The South Korean financial regulator has fined 14 individuals a combined 2.4 billion won ($2.1 million) for using undisclosed information to avoid losses through stock trading of Hanmi Pharmaceutical, a leading local drug firm, in September last year.

The Financial Services Commission said its securities and futures commission made the decision Wednesday to impose massive fines on individuals for disrupting market order. This included the largest fine to be imposed on an individual, reaching as high as 1.34 billion won, since it first enacted the related regulation in July, 2015. The highest fine so far had been around 39 million imposed in a different case in December.
(Yonhap)
(Yonhap)

The FSC’s move is a follow-up measure after Seoul prosecutors found in December that 45 offenders, including Hanmi employees, had engaged in strategic stock transactions to reap illegal profits worth 3.3 billion won based on knowledge of undisclosed information about a deal’s collapse between Hanmi and Germany’s Boehringer Ingelheim.

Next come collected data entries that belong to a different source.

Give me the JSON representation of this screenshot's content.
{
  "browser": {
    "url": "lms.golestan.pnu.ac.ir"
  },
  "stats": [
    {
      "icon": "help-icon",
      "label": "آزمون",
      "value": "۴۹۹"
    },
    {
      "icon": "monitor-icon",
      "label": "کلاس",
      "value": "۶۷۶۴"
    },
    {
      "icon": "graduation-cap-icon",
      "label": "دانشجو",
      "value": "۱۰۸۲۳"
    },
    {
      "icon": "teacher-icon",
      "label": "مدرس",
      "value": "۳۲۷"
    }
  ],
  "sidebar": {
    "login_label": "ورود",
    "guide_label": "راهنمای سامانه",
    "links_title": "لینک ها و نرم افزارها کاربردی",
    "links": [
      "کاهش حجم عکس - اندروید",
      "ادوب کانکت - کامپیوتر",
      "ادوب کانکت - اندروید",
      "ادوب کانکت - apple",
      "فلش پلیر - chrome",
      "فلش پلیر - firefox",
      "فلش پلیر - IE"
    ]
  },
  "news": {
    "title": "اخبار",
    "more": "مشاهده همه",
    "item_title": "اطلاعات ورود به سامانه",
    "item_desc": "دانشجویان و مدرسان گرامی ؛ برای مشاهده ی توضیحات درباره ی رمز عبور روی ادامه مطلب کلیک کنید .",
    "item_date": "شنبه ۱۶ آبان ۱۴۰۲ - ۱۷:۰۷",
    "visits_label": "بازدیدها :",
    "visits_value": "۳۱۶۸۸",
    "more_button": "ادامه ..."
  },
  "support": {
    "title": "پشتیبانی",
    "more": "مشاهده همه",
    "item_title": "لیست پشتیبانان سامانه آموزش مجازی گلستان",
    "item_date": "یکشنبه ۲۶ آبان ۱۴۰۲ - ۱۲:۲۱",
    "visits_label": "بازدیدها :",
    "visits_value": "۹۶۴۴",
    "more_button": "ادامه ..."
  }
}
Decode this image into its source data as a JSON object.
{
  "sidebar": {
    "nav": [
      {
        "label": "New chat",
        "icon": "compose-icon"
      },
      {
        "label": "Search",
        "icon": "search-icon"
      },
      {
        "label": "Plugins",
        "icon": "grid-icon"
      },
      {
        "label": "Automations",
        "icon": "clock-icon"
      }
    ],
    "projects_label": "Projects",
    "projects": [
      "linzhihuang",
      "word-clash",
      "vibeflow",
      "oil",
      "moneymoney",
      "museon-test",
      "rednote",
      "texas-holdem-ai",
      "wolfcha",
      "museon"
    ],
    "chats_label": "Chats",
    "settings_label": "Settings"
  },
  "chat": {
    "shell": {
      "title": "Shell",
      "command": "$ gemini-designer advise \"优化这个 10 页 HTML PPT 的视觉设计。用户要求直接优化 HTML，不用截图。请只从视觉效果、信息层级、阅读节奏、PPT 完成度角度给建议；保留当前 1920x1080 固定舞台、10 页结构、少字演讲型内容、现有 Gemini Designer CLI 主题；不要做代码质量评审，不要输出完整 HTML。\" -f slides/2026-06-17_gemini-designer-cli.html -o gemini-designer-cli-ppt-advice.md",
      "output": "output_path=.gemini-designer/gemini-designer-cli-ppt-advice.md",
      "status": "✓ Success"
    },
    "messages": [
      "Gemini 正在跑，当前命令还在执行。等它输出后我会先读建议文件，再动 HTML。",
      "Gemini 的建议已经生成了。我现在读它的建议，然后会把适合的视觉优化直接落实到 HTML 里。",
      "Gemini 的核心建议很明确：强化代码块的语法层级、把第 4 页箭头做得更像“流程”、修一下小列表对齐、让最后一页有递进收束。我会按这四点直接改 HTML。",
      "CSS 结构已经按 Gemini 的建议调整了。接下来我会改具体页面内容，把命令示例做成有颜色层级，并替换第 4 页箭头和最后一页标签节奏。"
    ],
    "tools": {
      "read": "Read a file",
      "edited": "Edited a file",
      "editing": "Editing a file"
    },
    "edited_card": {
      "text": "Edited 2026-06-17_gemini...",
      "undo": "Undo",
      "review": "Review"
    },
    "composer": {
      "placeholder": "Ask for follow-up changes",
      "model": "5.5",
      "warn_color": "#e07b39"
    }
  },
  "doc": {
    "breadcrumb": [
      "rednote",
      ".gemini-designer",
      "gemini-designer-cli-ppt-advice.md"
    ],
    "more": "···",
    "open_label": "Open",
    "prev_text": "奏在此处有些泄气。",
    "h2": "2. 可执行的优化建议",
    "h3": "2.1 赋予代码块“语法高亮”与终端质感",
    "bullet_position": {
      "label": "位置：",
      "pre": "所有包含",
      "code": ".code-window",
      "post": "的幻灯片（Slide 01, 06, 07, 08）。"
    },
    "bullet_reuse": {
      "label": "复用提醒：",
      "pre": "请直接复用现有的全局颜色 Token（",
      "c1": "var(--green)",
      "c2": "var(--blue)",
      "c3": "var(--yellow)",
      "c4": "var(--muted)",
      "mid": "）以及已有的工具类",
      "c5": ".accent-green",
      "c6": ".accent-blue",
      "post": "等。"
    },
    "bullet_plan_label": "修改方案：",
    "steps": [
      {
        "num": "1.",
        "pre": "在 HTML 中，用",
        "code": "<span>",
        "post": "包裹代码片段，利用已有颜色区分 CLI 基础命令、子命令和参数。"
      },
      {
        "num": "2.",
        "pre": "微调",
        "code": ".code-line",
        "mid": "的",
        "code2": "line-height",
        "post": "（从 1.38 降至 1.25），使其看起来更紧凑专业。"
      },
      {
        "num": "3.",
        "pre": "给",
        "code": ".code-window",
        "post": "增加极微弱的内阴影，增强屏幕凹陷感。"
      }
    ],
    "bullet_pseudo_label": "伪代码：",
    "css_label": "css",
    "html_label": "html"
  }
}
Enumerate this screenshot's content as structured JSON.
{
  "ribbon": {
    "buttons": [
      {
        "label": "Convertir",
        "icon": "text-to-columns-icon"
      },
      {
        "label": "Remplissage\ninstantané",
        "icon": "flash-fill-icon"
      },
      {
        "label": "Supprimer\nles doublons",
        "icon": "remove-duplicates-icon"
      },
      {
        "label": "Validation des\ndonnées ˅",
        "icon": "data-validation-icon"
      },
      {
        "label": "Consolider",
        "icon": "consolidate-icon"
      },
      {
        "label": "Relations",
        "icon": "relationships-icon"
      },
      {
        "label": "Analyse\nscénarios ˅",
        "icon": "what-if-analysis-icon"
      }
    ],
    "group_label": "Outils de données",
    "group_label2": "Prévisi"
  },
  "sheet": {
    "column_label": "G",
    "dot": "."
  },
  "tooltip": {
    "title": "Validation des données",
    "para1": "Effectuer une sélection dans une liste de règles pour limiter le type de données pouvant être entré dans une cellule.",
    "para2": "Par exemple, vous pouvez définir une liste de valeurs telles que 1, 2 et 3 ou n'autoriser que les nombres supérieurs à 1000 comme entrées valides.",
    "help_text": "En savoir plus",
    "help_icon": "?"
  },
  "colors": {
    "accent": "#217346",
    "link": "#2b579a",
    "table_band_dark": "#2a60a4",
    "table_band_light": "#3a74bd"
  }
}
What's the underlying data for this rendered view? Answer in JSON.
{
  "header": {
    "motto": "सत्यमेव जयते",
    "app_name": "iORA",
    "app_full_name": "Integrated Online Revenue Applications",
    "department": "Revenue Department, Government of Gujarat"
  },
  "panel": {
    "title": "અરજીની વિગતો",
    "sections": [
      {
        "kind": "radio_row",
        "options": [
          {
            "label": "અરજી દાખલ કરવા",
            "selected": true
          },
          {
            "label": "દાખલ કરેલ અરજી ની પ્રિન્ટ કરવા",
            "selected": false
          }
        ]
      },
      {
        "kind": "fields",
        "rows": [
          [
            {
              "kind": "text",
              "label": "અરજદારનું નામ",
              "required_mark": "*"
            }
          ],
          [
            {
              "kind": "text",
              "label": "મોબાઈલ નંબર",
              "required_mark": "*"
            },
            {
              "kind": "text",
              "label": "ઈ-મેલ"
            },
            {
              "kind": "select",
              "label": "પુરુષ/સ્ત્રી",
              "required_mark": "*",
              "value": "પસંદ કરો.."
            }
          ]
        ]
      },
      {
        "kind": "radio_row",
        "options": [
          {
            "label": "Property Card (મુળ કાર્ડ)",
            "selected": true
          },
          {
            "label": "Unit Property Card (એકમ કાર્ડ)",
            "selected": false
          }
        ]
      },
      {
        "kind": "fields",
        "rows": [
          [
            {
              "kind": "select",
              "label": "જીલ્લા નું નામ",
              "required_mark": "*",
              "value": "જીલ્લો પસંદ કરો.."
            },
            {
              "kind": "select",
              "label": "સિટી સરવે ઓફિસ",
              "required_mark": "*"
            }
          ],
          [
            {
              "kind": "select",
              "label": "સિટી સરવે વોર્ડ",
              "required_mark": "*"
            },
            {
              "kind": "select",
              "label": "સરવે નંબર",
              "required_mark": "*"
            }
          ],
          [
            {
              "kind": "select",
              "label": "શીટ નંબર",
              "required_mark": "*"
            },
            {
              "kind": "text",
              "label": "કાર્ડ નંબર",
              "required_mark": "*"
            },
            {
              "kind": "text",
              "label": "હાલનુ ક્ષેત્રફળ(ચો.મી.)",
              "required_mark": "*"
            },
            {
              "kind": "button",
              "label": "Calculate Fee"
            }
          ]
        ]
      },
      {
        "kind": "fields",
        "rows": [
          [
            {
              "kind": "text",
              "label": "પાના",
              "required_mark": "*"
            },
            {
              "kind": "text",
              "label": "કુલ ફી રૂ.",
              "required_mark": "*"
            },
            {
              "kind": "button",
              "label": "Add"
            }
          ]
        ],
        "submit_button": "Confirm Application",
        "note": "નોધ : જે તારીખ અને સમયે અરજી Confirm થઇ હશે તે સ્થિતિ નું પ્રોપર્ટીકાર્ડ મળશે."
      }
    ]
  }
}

Out of the 45, the prosecution had asked the FSC to investigate 25, who avoided indictment as second, third, fourth and fifth information receivers. Among the 25, 11 were exempt from the fine, the FSC said.

The insider information about the broken deal started spreading from an employee at Hanmi and the first receiver relayed the information to another individual investor. While the employee and the first receiver were indicted by the prosecution, the second to fifth information receivers were fined 4.6 million won, 210 million won, 381 million won and 1.34 billion won, respectively, the FSC said.

The undisclosed information also spread through school and hometown connections as well as families, it said.

On Sept. 30, Hanmi Pharm disclosed at 9:29 a.m. that its deal with Boehringer Ingelheim was broken. Its shares plunged after the announcement in massive short selling.

Short selling refers to a technique in which an investor borrows shares and immediately sells them, anticipating that the price will drop so he or she can buy them back at a lower price.

“There might be some worries in the market about stock trading based on what investors ‘hear.’ But only those who are in a position to be able to identify insider information will be subject to punishment,” an FSC official said.